Honeywell sensing technology takes wireless detector design “to new levels”

Honeywell has introduced a new device that allows the manufacturers of fire and security detection technologies to design smaller, less obtrusive wireless-based products without sacrificing reliability or performance.

Solutions in the new Anisotropic Magnetoresistive (AMR) Sensor ICs, Nanopower Series have higher sensitivity and more reliability than ‘traditional’ sensors yet consume less energy. They’re also smaller and therefore allow greater flexibility in design at a lower cost.

Typical product applications include smoke detectors and door/window alarms. In the case of the latter, the sensor will immediately send a signal to a wireless module which then transmits that signal to a central control unit for processing as soon as a door or window is opened, removing the magnet out of the sensor detection range.

On smoke detectors, the sensor is used as an alarm test switch where an external magnet is brought into the detection range of the sensor to check correct operation.
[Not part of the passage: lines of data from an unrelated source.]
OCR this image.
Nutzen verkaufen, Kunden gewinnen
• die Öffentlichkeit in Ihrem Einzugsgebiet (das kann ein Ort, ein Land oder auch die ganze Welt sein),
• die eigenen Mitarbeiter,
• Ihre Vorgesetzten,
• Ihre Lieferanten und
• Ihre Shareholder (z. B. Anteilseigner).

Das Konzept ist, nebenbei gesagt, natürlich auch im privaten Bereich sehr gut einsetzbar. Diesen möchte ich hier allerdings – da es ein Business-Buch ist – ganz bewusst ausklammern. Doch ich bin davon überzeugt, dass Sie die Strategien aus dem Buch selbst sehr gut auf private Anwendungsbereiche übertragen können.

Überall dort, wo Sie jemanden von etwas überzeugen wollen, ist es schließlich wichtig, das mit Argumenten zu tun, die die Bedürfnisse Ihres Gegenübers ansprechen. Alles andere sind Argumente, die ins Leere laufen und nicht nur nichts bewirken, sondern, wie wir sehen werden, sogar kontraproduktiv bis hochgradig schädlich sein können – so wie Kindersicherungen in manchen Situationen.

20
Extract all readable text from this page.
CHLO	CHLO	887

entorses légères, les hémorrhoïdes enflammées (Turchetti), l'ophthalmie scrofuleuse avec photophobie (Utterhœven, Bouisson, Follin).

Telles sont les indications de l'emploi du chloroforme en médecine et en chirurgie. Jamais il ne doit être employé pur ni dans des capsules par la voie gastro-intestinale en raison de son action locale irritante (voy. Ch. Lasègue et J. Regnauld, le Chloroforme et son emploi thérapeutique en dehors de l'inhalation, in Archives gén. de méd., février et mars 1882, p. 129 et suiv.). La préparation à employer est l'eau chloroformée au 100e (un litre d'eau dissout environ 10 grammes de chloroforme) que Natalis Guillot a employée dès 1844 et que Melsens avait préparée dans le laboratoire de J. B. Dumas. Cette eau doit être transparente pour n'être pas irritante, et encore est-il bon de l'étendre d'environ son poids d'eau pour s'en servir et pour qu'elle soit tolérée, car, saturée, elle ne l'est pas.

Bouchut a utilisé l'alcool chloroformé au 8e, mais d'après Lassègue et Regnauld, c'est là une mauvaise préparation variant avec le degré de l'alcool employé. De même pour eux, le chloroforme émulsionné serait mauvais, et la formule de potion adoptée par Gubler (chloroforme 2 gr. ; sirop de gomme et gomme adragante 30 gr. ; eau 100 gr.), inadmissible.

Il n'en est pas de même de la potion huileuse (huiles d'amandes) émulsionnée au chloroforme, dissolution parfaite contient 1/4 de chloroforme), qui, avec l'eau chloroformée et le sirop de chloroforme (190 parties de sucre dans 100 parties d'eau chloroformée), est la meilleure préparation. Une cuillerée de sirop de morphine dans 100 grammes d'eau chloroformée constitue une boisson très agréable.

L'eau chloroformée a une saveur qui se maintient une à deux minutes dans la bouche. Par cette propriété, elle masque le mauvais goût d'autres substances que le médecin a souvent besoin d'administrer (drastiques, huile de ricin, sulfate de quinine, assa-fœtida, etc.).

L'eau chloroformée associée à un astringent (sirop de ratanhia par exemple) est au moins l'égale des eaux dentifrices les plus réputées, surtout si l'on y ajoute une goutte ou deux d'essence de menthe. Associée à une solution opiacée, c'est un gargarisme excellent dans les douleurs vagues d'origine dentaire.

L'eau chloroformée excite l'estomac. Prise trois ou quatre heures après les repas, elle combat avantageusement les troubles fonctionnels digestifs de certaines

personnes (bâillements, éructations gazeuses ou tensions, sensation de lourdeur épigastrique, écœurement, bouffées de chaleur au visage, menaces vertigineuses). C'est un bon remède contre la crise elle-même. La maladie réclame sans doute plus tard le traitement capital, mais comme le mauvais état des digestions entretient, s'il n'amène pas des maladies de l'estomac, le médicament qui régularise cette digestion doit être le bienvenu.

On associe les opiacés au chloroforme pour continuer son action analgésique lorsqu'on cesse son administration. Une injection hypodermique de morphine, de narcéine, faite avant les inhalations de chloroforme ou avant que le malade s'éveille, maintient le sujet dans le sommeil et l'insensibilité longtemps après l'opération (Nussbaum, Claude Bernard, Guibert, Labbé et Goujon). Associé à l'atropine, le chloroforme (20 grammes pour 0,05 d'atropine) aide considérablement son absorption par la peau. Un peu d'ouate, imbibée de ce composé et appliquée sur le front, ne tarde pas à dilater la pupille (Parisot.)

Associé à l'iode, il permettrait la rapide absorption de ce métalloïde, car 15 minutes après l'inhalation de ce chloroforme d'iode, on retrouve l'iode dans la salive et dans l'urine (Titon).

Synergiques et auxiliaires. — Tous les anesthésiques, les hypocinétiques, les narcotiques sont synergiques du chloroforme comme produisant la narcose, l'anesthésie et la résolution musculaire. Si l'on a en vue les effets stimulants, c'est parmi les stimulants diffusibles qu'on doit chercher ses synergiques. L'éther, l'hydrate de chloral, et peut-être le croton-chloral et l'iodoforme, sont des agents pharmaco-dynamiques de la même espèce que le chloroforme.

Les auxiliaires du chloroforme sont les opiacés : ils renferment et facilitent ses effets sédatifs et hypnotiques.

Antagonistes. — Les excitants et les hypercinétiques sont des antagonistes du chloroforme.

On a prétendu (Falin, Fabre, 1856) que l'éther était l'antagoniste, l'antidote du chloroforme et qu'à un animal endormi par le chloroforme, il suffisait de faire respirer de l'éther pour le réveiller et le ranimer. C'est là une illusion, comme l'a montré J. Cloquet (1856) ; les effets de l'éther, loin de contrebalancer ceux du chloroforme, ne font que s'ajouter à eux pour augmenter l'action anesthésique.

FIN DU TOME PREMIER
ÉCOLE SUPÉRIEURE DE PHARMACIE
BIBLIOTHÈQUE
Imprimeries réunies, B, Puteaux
Smaller, more durable and reliable than reed switches, at the same sensitivity and essentially the same cost, the new AMR Sensor ICs, Nanopower Series is ideal for battery-powered applications where previously only reed switches could be used due to very low power requirements and large air gap needs.

The Honeywell SOT23 fingertip sensors are designed for use in a wide range of battery-operated applications

The Honeywell SOT23 fingertip sensors are designed for use in a wide range of battery-operated applications

Nicholas Roche, product leader at Honeywell Sensing and Control, states that the new Nanopower technology is a game changer. “It’s highly sensitive,” explained Roche, “and more reliable than ‘traditional’ switches that can break and tend to be less stable over time.”

Roche added: “Most important of all is the fact that our new AMR Sensor ICs consume less power which means batteries need to be replaced less often – a major advantage to manufacturers and installers alike. This overcomes one of the major hurdles regarding the wider take-up of wireless detectors.”

The sensors are designed for use in a wide range of battery-operated applications including water and gas meters, electricity meters, exercise equipment, handheld computers, scanners and white goods such as dishwashers, microwaves, washing machines, refrigerators and coffee machines.

They can also be used in medical equipment such as hospital beds, medication dispensing cabinets, infusion pumps and for consumer electronics such as notebook computers, tablets and cordless speakers.